Jakarta, Kabartujuhsatu.news, - Sejak awal reformasi, Indonesia telah menyadari bahwa tantangan ke depan di dalam mewujudkan sistem hukum nasional yang mantap adalah mewujudkan sistem hukum nasional yang menjamin tegaknya supremasi hukum dan HAM berdasarkan keadilan dan kebenaran.
Hal ini disampaikan Menteri Perencanaan Pembangunan Nasional (PPN)/Kepala Bappenas Suharso Monoarfa saat menjadi pembicara di acara Webinar Capaian Stranas Pencegahan Korupsi dengan tema “Cegah Korupsi: Meningkatkan Transparansi dan Akuntabilitas Penegakan Hukum Melalui Teknologi Informasi”, pada Kamis, 5 November 2020.

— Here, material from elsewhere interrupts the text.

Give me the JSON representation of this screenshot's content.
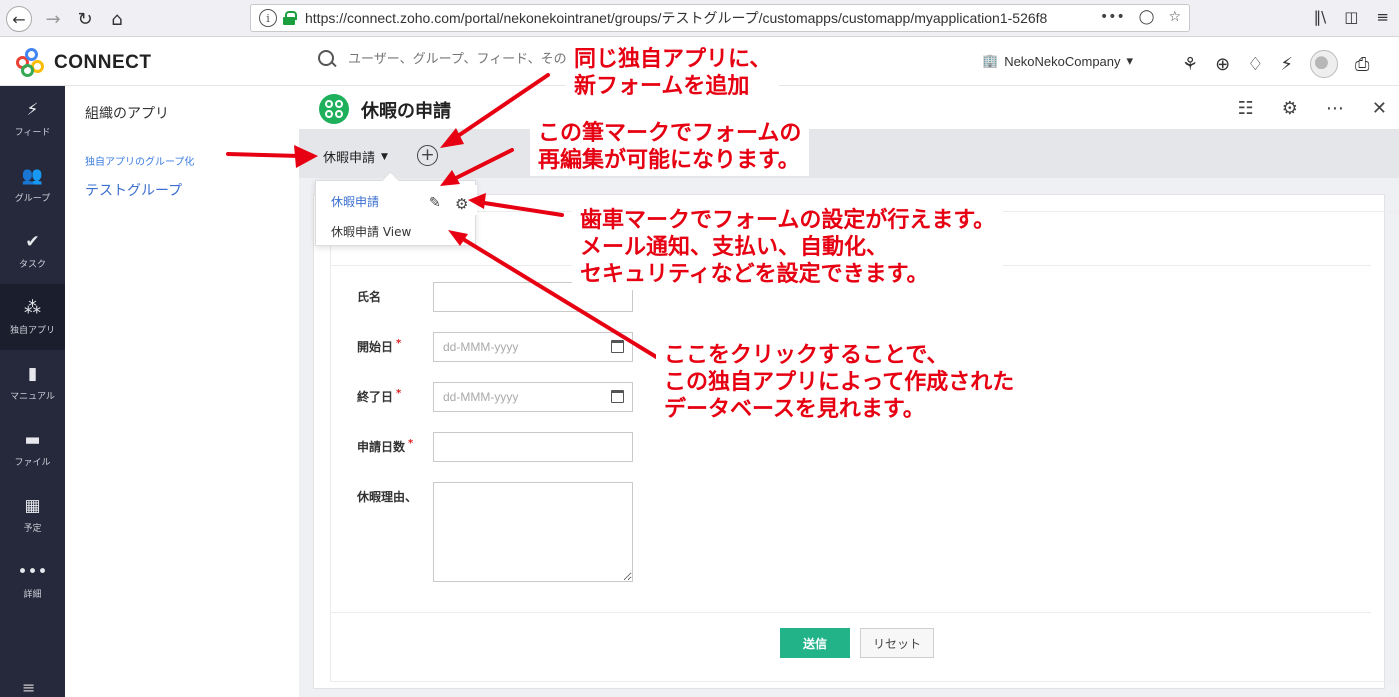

“Kita tidak hidup di ruang hampa. Saat ini birokrasi belum mengalami perubahan mendasar. Banyak permasalahan belum terselesaikan. Permasalahan itu makin meningkat kompleksitasnya dengan desentralisasi, demokratisasi, globalisasi, dan revolusi teknologi informasi,” ujar Menteri.
Menteri menyampaikan bahwa di era yang penuh persaingan ini, Indonesia berkompetisi dengan negara-negara lain di tingkat global. Berbagai indeks global telah menempatkan hukum dan tata kelola pemerintahan sebagai faktor penting dalam mengukur posisi sebuah negara.
“Ketika kita menyimak the Global Competitiveness Index 4.0 Framework, terdapat sejumlah kriteria strategis. Kriteria itu adalah (1) enabling environment seperti kelembagaan, infrastruktur dan stabilitas makro ekonomi; (2) human capital seperti kesehatan dan skill; (3) market seperti ukuran pasar, pasar tenaga kerja; (4) innovation system seperti dinamika bisnis dan kapabilitas inovasi,” kata Menteri.
Dalam konteks pilar kelembagaan (institutions), Indeks Kompetisi Global ini menekakan pentingnya transparansi dengan menggambarkan berapa banyak kasus korupsi di suatu negara. Begitu juga, pilar orientasi masa depan dari pemerintahan (future orientation of government) yang menekankan tingkat adaptasi kerangka hukum terhadap bisnis model digital.
“Hal ini menggambarkan bahwa Indonesia harus lebih gencar melakukan gerakan besar di sektor hukum, baik substansi hukum, budaya hukum, dan instrumen sarana dan prasarana yang mendukung tata kelola hukum,” ungkap Menteri.
Dalam konteks agenda Pemerintah di tahun 2020-2024 ini, Pemerintah telah menekankan penguatan dukungan Tekologi dan Informasi (TI) di bidang hukum dan peradilan untuk menjamin transparansi dan akuntabilitas dalam penanganan perkara, serta peningkatan integritas dan pengawasan hakim.
Kehadiran dari Strategi Nasional Penanggulangan Korupsi (Stranas PK) yang dipayungi oleh Perpres 54 Tahun 2018 menjadi cerminan komitmen pemerintah dalam mengelola pemerintahan dan pembangunan yang lebih kredibel.
Salah satu aksi Penanggulangan Korupsi adalah percepatan pelaksanaan Sistem Penanganan Perkara Pidana Terpadu Berbasis Teknologi Informasi (SPPT-TI). Aksi terkait SPPT-TI diperkuat dengan program prioritas nasional pada RPJMN 2015-2019 maupun RPJMN 2020-2024.
SPPT-TI merupakan sistem berbasis teknologi informasi yang mengintegrasikan sistem database di Kepolisian, Kejaksaan, Pengadilan dan Ditjen Pemasyarakatan dalam rangka pertukaran data proses penanganan perkara pidana. Diharapkan kedepannya dapat meningkatkan transparansi dan akuntabilitas dalam proses penanganan perkara.
“Perubahan cara pandang dan mekanisme kerja yang menghadirkan data sebagai basis bukti (evidence based) menjadi dasar pengambilan kebijakan politik hukum pidana ke depan. Kami berharap Grand Design implementasi SPPT-TI yang telah disusun bersama menjadi acuan bersama ke depan,” tutup Menteri.